Recuerdo que en el cole, de pequeños, siempre coincidía con mis amigas en que el acusica de clase era insoportable. Nos caía fatal, porque no pasaba ni una a nadie y era el encargado de recordar a la profe todas las comas de las normas del cole, para que nadie se las saltara. Era la manera más clásica de ganarse la confianza de la profe, para que le encargara siempre a él las tareas de responsabilidad sobre los demás de la clase y ganarse así la imagen de ser el mejor, el preferido, el más listo, el más responsable, etc. Eso sí, cuando podía, fuera ya del patio o de los pasillos del cole, las hacía más gordas que muchos de su misma clase juntos.
Es decir, que eso de medir con el listón del fariseo no es de ahora, y ni siquiera lo inventaron los propios fariseos. Porque lo del chismorreo, la crítica, los dimes y diretes, y ese trajín de chismes con los que convivimos en el día a día nos hacen creer que nosotros somos la medida de las cosas y el criterio que los demás deberían seguir en todo. Y claro que hacemos propósito de no volver a caer y de mordernos la lengua antes de pasar a los demás por nuestro rasero, pero es que no hay manera. Y da igual que sean en los pasillos de la oficina, de la escalera de vecinos, de la sacristía, del mercado o del metro: eso de juzgar a los demás lo llevamos en la sangre.
El Señor nos da una lección de misericordia perdonando a la adúltera y poniendo a los fariseos en ocasión de reconocer su propia condición de pecadores. A estos no pudo perdonarles, a pesar de que, en nombre de la Ley y de Yahvé, escondían entre los pliegues de sus llamativos mantos numerosas injusticias y pecados que revestían de aparente y ejemplar virtud ante los demás. A la adúltera, en cambio, pudo perdonarla y volcar en ella toda su misericordia, porque reconoció a los pies del Señor que aquello que decían los fariseos era verdad. Pero, no es propia del Señor esa falsa misericordia empalagosa y sensiblera, sentimental y abobada, que se confunde con la compasión y que convierte eso de “acoger a todos” en espuma de un momento. A la adúltera le regala el Señor su perdón, que ya es un don grande. Pero, al Señor le preocupa sobre todo sanar de raíz a la persona; por eso después de la acogida y del perdón, el Señor invita a aquella mujer a iniciar un camino de conversión: “Anda, y en adelante no peques más». Porque, ¿de qué serviría acoger, consolar, dar de comer al hambriento, escuchar, acompañar, etc. Si todo eso no mueve a nadie a una mayor conversión de vida? ¿Podemos contentarnos con repartir sentimiento y compasión a todos, en nombre de la misericordia cristiana, sin suscitar en ellos el deseo de un cambio de vida y acompañar su camino de conversión?

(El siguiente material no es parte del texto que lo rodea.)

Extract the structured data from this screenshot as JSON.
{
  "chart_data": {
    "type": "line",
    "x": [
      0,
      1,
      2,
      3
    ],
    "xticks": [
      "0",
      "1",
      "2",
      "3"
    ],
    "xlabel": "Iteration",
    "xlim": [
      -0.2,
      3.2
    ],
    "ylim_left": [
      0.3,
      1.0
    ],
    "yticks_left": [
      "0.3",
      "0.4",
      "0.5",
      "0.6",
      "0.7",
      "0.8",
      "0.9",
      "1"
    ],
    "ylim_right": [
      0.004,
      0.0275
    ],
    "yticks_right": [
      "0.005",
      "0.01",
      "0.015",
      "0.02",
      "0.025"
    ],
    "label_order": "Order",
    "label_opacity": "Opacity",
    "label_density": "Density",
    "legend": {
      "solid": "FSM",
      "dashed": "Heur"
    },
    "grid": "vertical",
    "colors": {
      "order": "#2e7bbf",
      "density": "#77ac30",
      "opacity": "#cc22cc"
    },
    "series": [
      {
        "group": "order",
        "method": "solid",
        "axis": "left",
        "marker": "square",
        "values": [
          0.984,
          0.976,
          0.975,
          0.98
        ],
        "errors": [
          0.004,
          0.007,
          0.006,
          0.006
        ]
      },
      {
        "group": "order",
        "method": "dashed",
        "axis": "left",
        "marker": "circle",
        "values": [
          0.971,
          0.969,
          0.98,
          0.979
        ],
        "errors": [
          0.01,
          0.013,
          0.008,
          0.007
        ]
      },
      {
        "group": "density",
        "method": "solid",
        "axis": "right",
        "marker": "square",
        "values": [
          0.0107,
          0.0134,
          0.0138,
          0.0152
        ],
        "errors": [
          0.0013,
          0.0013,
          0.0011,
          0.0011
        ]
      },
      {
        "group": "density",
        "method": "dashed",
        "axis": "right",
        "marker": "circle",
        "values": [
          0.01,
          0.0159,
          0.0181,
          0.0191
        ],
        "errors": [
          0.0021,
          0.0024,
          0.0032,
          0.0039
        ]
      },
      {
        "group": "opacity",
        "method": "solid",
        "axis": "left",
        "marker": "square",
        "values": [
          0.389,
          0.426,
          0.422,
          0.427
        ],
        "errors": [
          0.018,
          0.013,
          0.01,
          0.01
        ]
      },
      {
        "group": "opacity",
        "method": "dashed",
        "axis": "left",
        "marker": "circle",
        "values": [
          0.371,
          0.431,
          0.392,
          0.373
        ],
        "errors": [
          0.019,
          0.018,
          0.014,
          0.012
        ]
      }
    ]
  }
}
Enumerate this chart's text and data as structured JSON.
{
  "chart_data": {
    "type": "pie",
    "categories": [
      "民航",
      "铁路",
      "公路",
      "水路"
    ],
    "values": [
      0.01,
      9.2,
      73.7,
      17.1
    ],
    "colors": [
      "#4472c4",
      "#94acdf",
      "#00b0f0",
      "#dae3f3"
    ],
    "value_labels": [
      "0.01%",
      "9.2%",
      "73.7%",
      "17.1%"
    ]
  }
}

El que se dedica a juzgar a los demás, sin ver la viga que lleva encima de sus ojos, no sabe perdonar porque no ha tenido la experiencia profunda y radical de sentirse perdonado. Y no digo que no se confiese, no, que seguro que también se confiesa de sus pecados. Digo que no ha tenido experiencia del perdón de Dios, a pesar de que se haya confesado muchas veces, y rece mucho, y vaya a Misa, etc., etc. Somos duros con las limitaciones y pecados de los demás para no ver los nuestros, o disfrazarlos de una aparente virtud que, en el fondo, no atrae a nadie, ni siquiera al que la practica. ¡Cuánto hay que aprender de esta mujer! Con su ejemplo ella nos enseña a ponernos en la actitud adecuada para contemplar los misterios santos que esta Semana Santa que ya se acerca.